We’re drowning anyway. The only real
difference lies in the preference of where.
It’s nearing the end of the longest March we’ve ever known and nothing feels real and I can’t get off my phone because somehow it’s permanently attached to my palm. I’ve stopped trying to shake it off. All day long I contemplate the idea of regression and how I’ve never in my life felt less human and more like some extinct primate further up on our cursed family tree. But I am human, and if you’re reading this you (most likely) are, too, which is an inescapable and horribly tragic fact of which we’ve been made painfully aware, at least more so, recently. I know this because I can’t stop watching gory video footage and news reports featuring other humans in makeshift ICU wards in various corners of the earth, how this thing we’re all afraid of doesn’t give a damn if you’re an old man in some European city with a juicy life tucked under his belt or a fifth-grade kid with purple braces and freckled cheeks. It doesn’t give a damn if we’re afraid, either. We’re running out of hospital beds and respirators and doctors and time. The whole world is flatlining. But time, what a foolish, fickle construct, how we’re always running from here to there in our fanciest shoes and fakest egos trying to fill our pockets with shiny, worthless things. Time is privilege for the privileged. I know this because I see it, every single day, in the mirror when I stare at my bumbling hypocrisy and my perfect health and my working lungs and the fact that I am in the prime of my life and yet I choose to spend time watching people suffocate in bubble helmets. Their families won’t even be allowed to bury them and yet I have the gross audacity to watch in silence, safely tucked under the covers of a false sense of security, repeating, Well, I’m glad it’s not me.

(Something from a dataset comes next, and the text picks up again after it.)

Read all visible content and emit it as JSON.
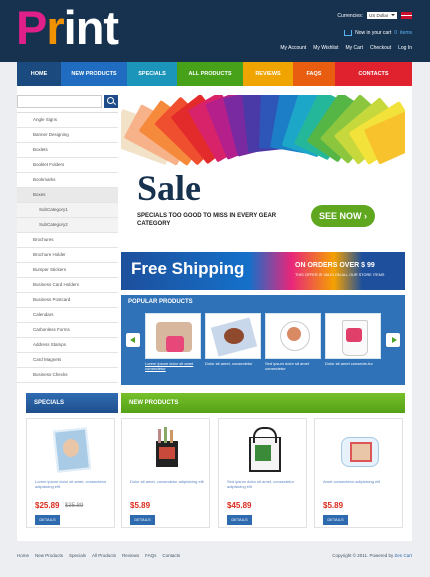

Maybe we’ll bring disco back. Or, at the very least, ironic disco,
because we all know our attempts to resurrect the 70s would
make a mockery out of a cultural revolution. Maybe we’ll go
outside more. Hike the waterfalls we kept procrastinating, kiss
in the woods like suburban teenagers desperate for any variety
of escape, sleep under the stars in too-small tents. We’ll make
public displays of affection in vogue again. We’ll start dancing
with our hair down, really dancing, like it’s 1969 and we are
the counterculture generation, so intertwined we appear to be
one breathing body. Maybe we’ll learn to hug our loved ones
goodbye: before catching that red-eye flight, in the aftermath
of heated arguments, when they leave for work in the morning,
every morning. No excuses, no forgetting, none of it for granted.